If this is your very first time using Jumbo and you have a lot of information to get rid of, the actual process of syncing it up to your Dropbox account is likely to be extensive. If you end up closing your app at any time, the process will be stalled. To avoid this altogether, simply have your phone plugged into an outlet while it’s going through this process and allow the synchronization to occur while your phone is left on. You can always prop your phone up on a wireless charger and allow it to do it’s processing if you have that capability. You can also set your device to not go to sleep while the screen is on, but it shouldn’t do so anyways while it’s doing its thing.
Once the process is complete, you will then see a brand new folder within your Dropbox account. The folder will be named “Apps.” Within the apps folder, you will notice another folder labeled “Jumbo.” Within that folder, you will have two different folders and the one that will contain all of your data is the “Downloads” folder.
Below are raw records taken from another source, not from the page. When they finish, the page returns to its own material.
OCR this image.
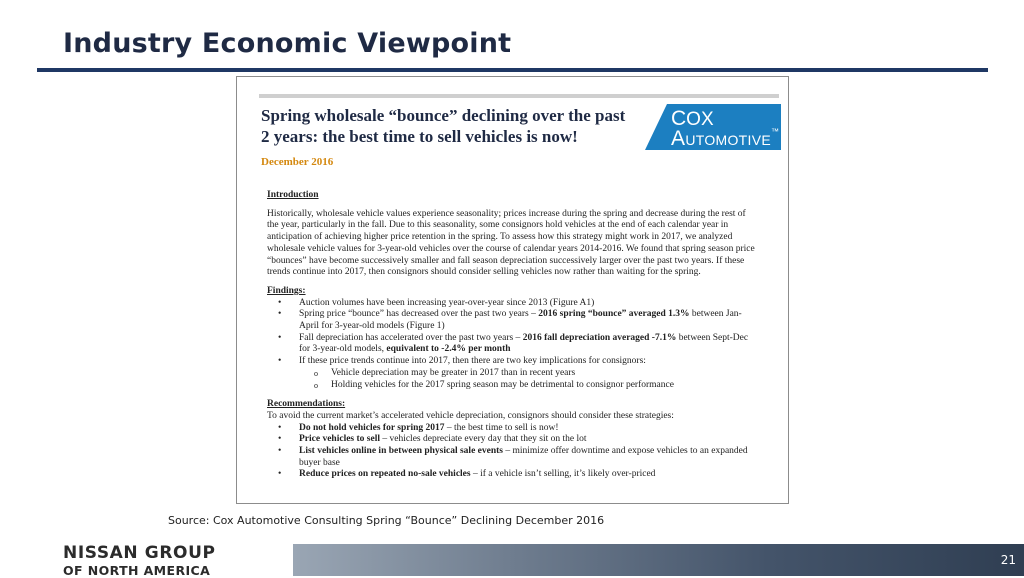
Industry Economic Viewpoint
Spring wholesale “bounce” declining over the past
2 years: the best time to sell vehicles is now!
COX
AUTOMOTIVE™
December 2016

Introduction

Historically, wholesale vehicle values experience seasonality; prices increase during the spring and decrease during the rest of the year, particularly in the fall. Due to this seasonality, some consignors hold vehicles at the end of each calendar year in anticipation of achieving higher price retention in the spring. To assess how this strategy might work in 2017, we analyzed wholesale vehicle values for 3-year-old vehicles over the course of calendar years 2014-2016. We found that spring season price “bounces” have become successively smaller and fall season depreciation successively larger over the past two years. If these trends continue into 2017, then consignors should consider selling vehicles now rather than waiting for the spring.

Findings:

• Auction volumes have been increasing year-over-year since 2013 (Figure A1)
• Spring price “bounce” has decreased over the past two years – 2016 spring “bounce” averaged 1.3% between Jan-April for 3-year-old models (Figure 1)
• Fall depreciation has accelerated over the past two years – 2016 fall depreciation averaged -7.1% between Sept-Dec for 3-year-old models, equivalent to -2.4% per month
• If these price trends continue into 2017, then there are two key implications for consignors:
o Vehicle depreciation may be greater in 2017 than in recent years
o Holding vehicles for the 2017 spring season may be detrimental to consignor performance

Recommendations:

To avoid the current market’s accelerated vehicle depreciation, consignors should consider these strategies:

• Do not hold vehicles for spring 2017 – the best time to sell is now!
• Price vehicles to sell – vehicles depreciate every day that they sit on the lot
• List vehicles online in between physical sale events – minimize offer downtime and expose vehicles to an expanded buyer base
• Reduce prices on repeated no-sale vehicles – if a vehicle isn’t selling, it’s likely over-priced
Source: Cox Automotive Consulting Spring “Bounce” Declining December 2016
NISSAN GROUP
OF NORTH AMERICA
21
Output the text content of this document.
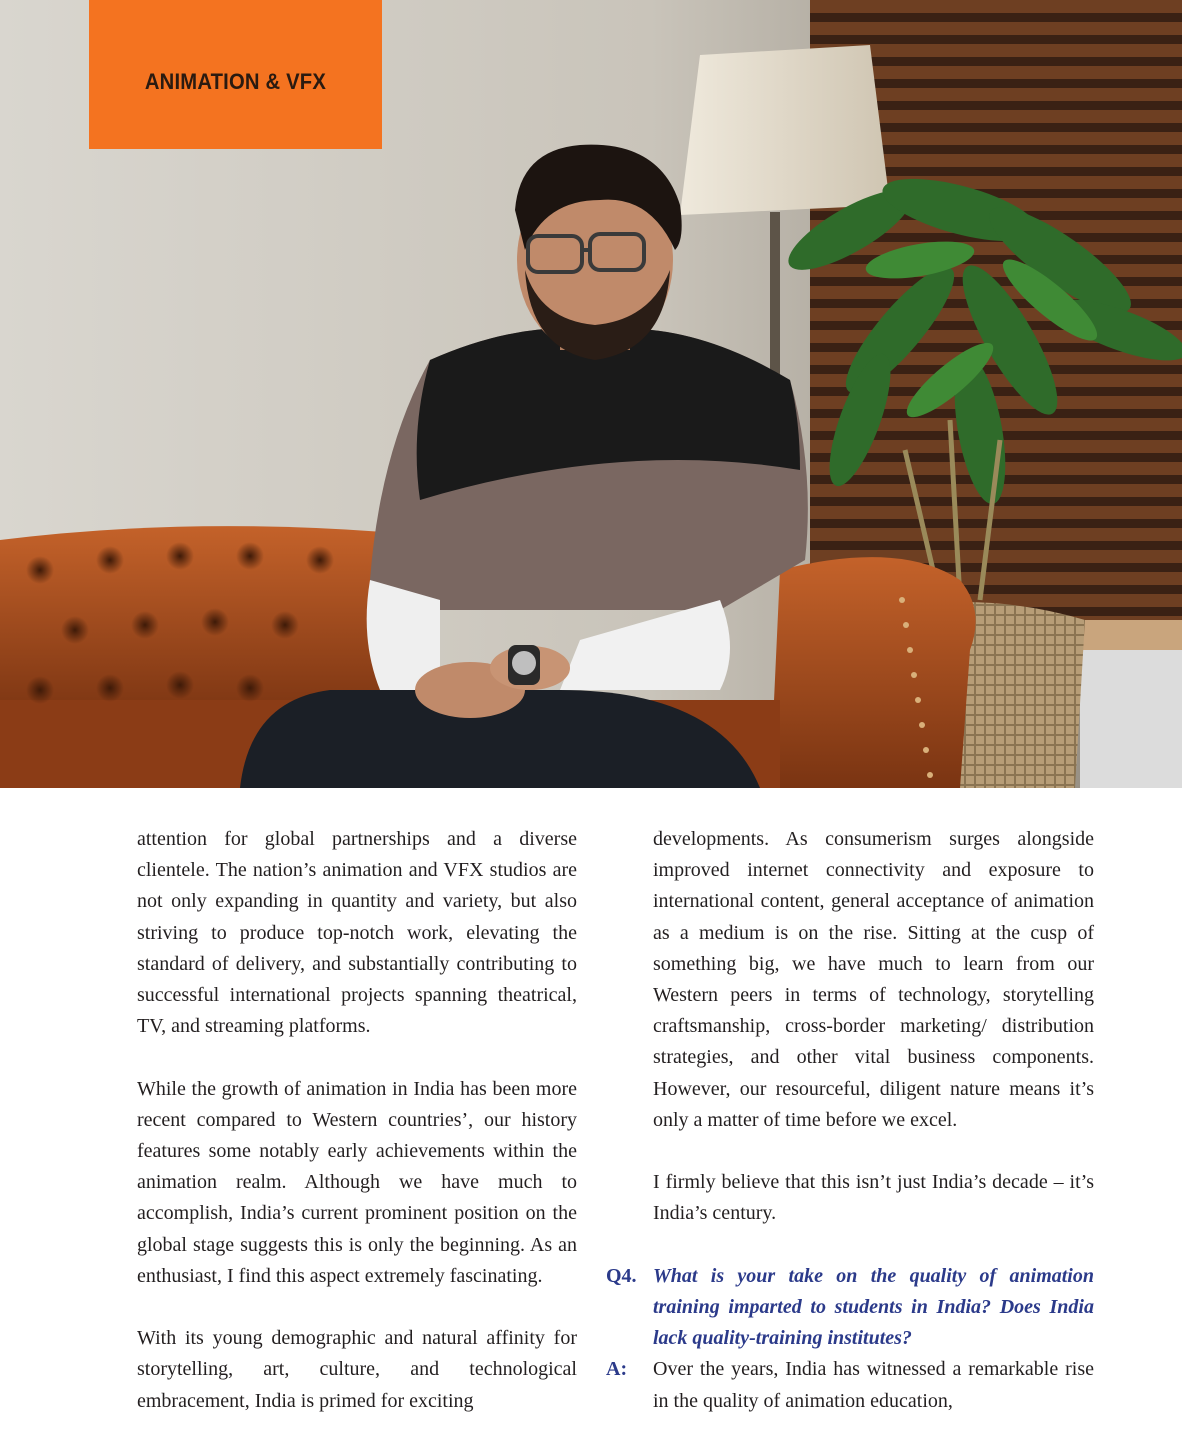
ANIMATION & VFX

attention for global partnerships and a diverse clientele. The nation’s animation and VFX studios are not only expanding in quantity and variety, but also striving to produce top-notch work, elevating the standard of delivery, and substantially contributing to successful international projects spanning theatrical, TV, and streaming platforms.

While the growth of animation in India has been more recent compared to Western countries’, our history features some notably early achievements within the animation realm. Although we have much to accomplish, India’s current prominent position on the global stage suggests this is only the beginning. As an enthusiast, I find this aspect extremely fascinating.

With its young demographic and natural affinity for storytelling, art, culture, and technological embracement, India is primed for exciting

developments. As consumerism surges alongside improved internet connectivity and exposure to international content, general acceptance of animation as a medium is on the rise. Sitting at the cusp of something big, we have much to learn from our Western peers in terms of technology, storytelling craftsmanship, cross-border marketing/ distribution strategies, and other vital business components. However, our resourceful, diligent nature means it’s only a matter of time before we excel.

I firmly believe that this isn’t just India’s decade – it’s India’s century.

Q4. What is your take on the quality of animation training imparted to students in India? Does India lack quality-training institutes?
A:	Over the years, India has witnessed a remarkable rise in the quality of animation education,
This contains all of the media that was downloaded from your tweets and the “Twitter” folder will contain the files of the tweets that were deleted.
You will be able to use a widely available tool such as JSONmate in order to tidy up your files or you can even use a tool such as Code Beautify’s JSON to HTML Converter in order to transform all of the text into a much easier to read conversion table. Generally, these files are fairly convenient to have, but building a database to search through old tweets isn’t something I would recommend doing unless it is absolutely needed. A total of just over 10,000 tweets will only take up around 50MB of space. Therefore, keeping them around in case you ever want to recover them or to simply look at your past won’t take up much of your account.
The media files are generally the things that you will want to have on hand. If you have ever published any videos or photos solely on Twitter, you will be able to keep them stashed away in your Dropbox account. You could potentially get rid of your entire Twitter account through Twitter itself, but that won’t delete the tweets you made in the past.
Another good feature that Jumbo offers is the ability to begin deleting and archiving whenever you start up the app in the first place. This will save you time having to do it manually and it can automate the process.